Anscombe on Punishment

Anscombe on Punishment

I remember we had a good discussion a while back on the nature and purposes of punishment. I argued that defense against the criminal is the fundamental (and often only) purpose of punishment, and others pointed to the importance of retribution. I thought it would be useful here to reference the thought of Elizabeth Anscombe, as laid out in her insightful essay from 1978, “On the Source of the Authority of the State” (published in G.E.M. Anscombe, 1981, Ethics, Religion, and Politics: Collected Philosophical Papers Volume III, Basil Blackwell, Oxford.

Anscombe begins by asking a question that seems almost too simple: how can the state, with its monopoly on violence, be justified? She shows that a lot of the functions of the state in this regard are common to civil society and voluntary organizations. If you start from the premise that any person may justly intervene with violence “to resist violence committed without right”, then you are forced to admit that the state goes far beyond this, by investigating past actions, trying and punishing people, and forcing rules on them. Clearly, a voluntary society that used armed guards for such purposes would not be legitimate. What, then, makes the state legitimate? She dismisses the Hobbesian solution immediately, by arguing against the notion that civil authority arises from the transfer of rights already possessed by people without a state. For there is no private right of punishment in a state of nature. As she puts it” “civil society is the bearer of rights of coercion not possibly existent among men without government”. This has obvious implications in the domain of punishment.

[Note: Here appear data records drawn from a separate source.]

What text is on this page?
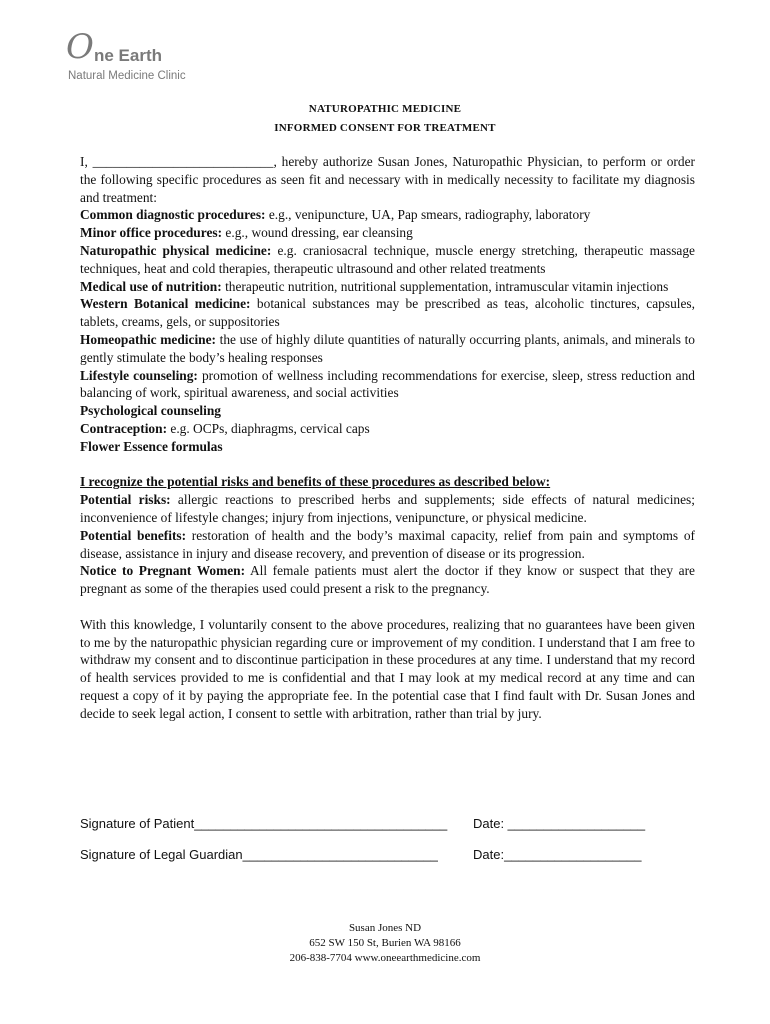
O ne Earth
Natural Medicine Clinic
NATUROPATHIC MEDICINE
INFORMED CONSENT FOR TREATMENT

I, ___________________________, hereby authorize Susan Jones, Naturopathic Physician, to perform or order the following specific procedures as seen fit and necessary with in medically necessity to facilitate my diagnosis and treatment:

Common diagnostic procedures: e.g., venipuncture, UA, Pap smears, radiography, laboratory

Minor office procedures: e.g., wound dressing, ear cleansing

Naturopathic physical medicine: e.g. craniosacral technique, muscle energy stretching, therapeutic massage techniques, heat and cold therapies, therapeutic ultrasound and other related treatments

Medical use of nutrition: therapeutic nutrition, nutritional supplementation, intramuscular vitamin injections

Western Botanical medicine: botanical substances may be prescribed as teas, alcoholic tinctures, capsules, tablets, creams, gels, or suppositories

Homeopathic medicine: the use of highly dilute quantities of naturally occurring plants, animals, and minerals to gently stimulate the body’s healing responses

Lifestyle counseling: promotion of wellness including recommendations for exercise, sleep, stress reduction and balancing of work, spiritual awareness, and social activities

Psychological counseling

Contraception: e.g. OCPs, diaphragms, cervical caps

Flower Essence formulas

I recognize the potential risks and benefits of these procedures as described below:

Potential risks: allergic reactions to prescribed herbs and supplements; side effects of natural medicines; inconvenience of lifestyle changes; injury from injections, venipuncture, or physical medicine.

Potential benefits: restoration of health and the body’s maximal capacity, relief from pain and symptoms of disease, assistance in injury and disease recovery, and prevention of disease or its progression.

Notice to Pregnant Women: All female patients must alert the doctor if they know or suspect that they are pregnant as some of the therapies used could present a risk to the pregnancy.

With this knowledge, I voluntarily consent to the above procedures, realizing that no guarantees have been given to me by the naturopathic physician regarding cure or improvement of my condition. I understand that I am free to withdraw my consent and to discontinue participation in these procedures at any time. I understand that my record of health services provided to me is confidential and that I may look at my medical record at any time and can request a copy of it by paying the appropriate fee. In the potential case that I find fault with Dr. Susan Jones and decide to seek legal action, I consent to settle with arbitration, rather than trial by jury.

Signature of Patient___________________________________ Date: ___________________
Signature of Legal Guardian___________________________	Date:___________________
Susan Jones ND
652 SW 150 St, Burien WA 98166
206-838-7704 www.oneearthmedicine.com
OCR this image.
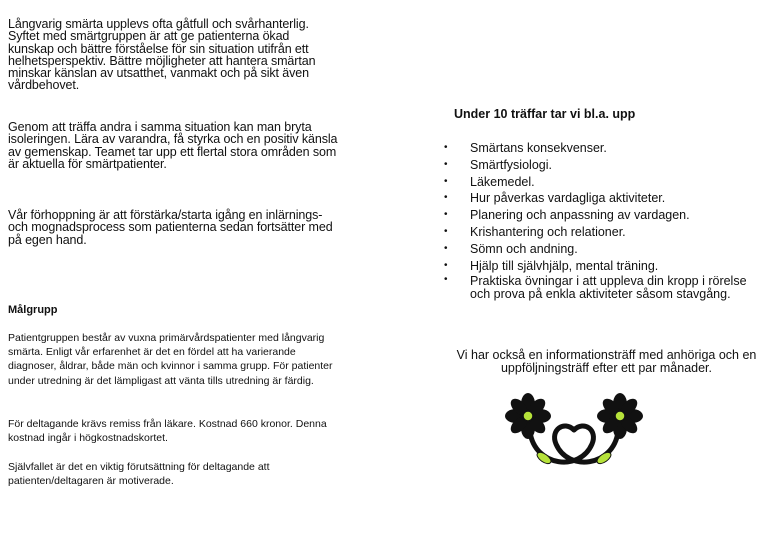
Långvarig smärta upplevs ofta gåtfull och svårhanterlig. Syftet med smärtgruppen är att ge patienterna ökad kunskap och bättre förståelse för sin situation utifrån ett helhetsperspektiv. Bättre möjligheter att hantera smärtan minskar känslan av utsatthet, vanmakt och på sikt även vårdbehovet.

Genom att träffa andra i samma situation kan man bryta isoleringen. Lära av varandra, få styrka och en positiv känsla av gemenskap. Teamet tar upp ett flertal stora områden som är aktuella för smärtpatienter.

Vår förhoppning är att förstärka/starta igång en inlärnings- och mognadsprocess som patienterna sedan fortsätter med på egen hand.

Målgrupp

Patientgruppen består av vuxna primärvårdspatienter med långvarig smärta. Enligt vår erfarenhet är det en fördel att ha varierande diagnoser, åldrar, både män och kvinnor i samma grupp. För patienter under utredning är det lämpligast att vänta tills utredning är färdig.

För deltagande krävs remiss från läkare. Kostnad 660 kronor. Denna kostnad ingår i högkostnadskortet.

Självfallet är det en viktig förutsättning för deltagande att patienten/deltagaren är motiverade.

Under 10 träffar tar vi bl.a. upp

• Smärtans konsekvenser.
• Smärtfysiologi.
• Läkemedel.
• Hur påverkas vardagliga aktiviteter.
• Planering och anpassning av vardagen.
• Krishantering och relationer.
• Sömn och andning.
• Hjälp till självhjälp, mental träning.
• Praktiska övningar i att uppleva din kropp i rörelse och prova på enkla aktiviteter såsom stavgång.

Vi har också en informationsträff med anhöriga och en uppföljningsträff efter ett par månader.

To start, Anscombe asks if those subject to punishment are wronged by it. She answers this question in two senses. In the first sense, they are not wronged if they are truly guilty, as they are not “getting what they don’t deserve”. But in a second sense, they may be wronged, by “getting one’s deserts at the hands of someone who has no right so to inflict them”. Legitimacy is essential.

Anscombe concludes that punishment must be based on need, not on prescription. In other words, “the justification of the institutions of law, charge, trial, and sentence can only be the protection of people”. The other purposes of punishment flow from this concept, and do not exist independently of it. On the crucial issue of retribution, Anscombe is crystal clear:

 “A retributive theory of punishment is merely a punishment theory of punishment; therefore correct, in that it declares that nothing can be properly called punishment if it is not offered as affliction deserved by ill-doing; but incorrect, in that it says that punishment of wrongdoing is eo ipso justified and needs no further reason.”

This is crucial. In her interpretation, “retribution” is simply another word for punishment. Retribution is not something added to punishment. When punishment is not strictly based on the need to protect people, then it becomes an abuse of state power. When the state abuses power, force becomes violence, and violence is sinful. (I wonder is Scalia understands this?). She goes on:

“For even if (which one may doubt) there is something intrinsically good about an evil-doer’s suffering, what is one man or some set of men that they should bring this about? Are they so good themselves? And are they in charge of the order of things, to see to it that such a good is brought about? It is obvious nonsense.”

Ancombe goes through a similar exercise to show that the other purported purposes of punishment– deterrence and reformation — also cannot stand in isolation from its primary purpose. As for deterrence, it is simply “putting affliction on people for something they have done, and therefore, if it is to be just at all, the something must be a known offense and the punishment deserved.” If that is the case, the deterrent theory is correct. But in isolation, it becomes an abuse.

As for the reformatory idea, Anscombe likens it to assimilating the state to a parent, which she dubs a “monstrous impertinence”. Why is it that some people simply because they exercise civil power should be able “dispose of others in this way against their wills for their own good”?. Even if the aim is noble, Anscombe denies that such a right exists. No, for the key question of legitimacy, necessity is key. All other purposes of punishment flow from this, and are distinctly secondary considerations.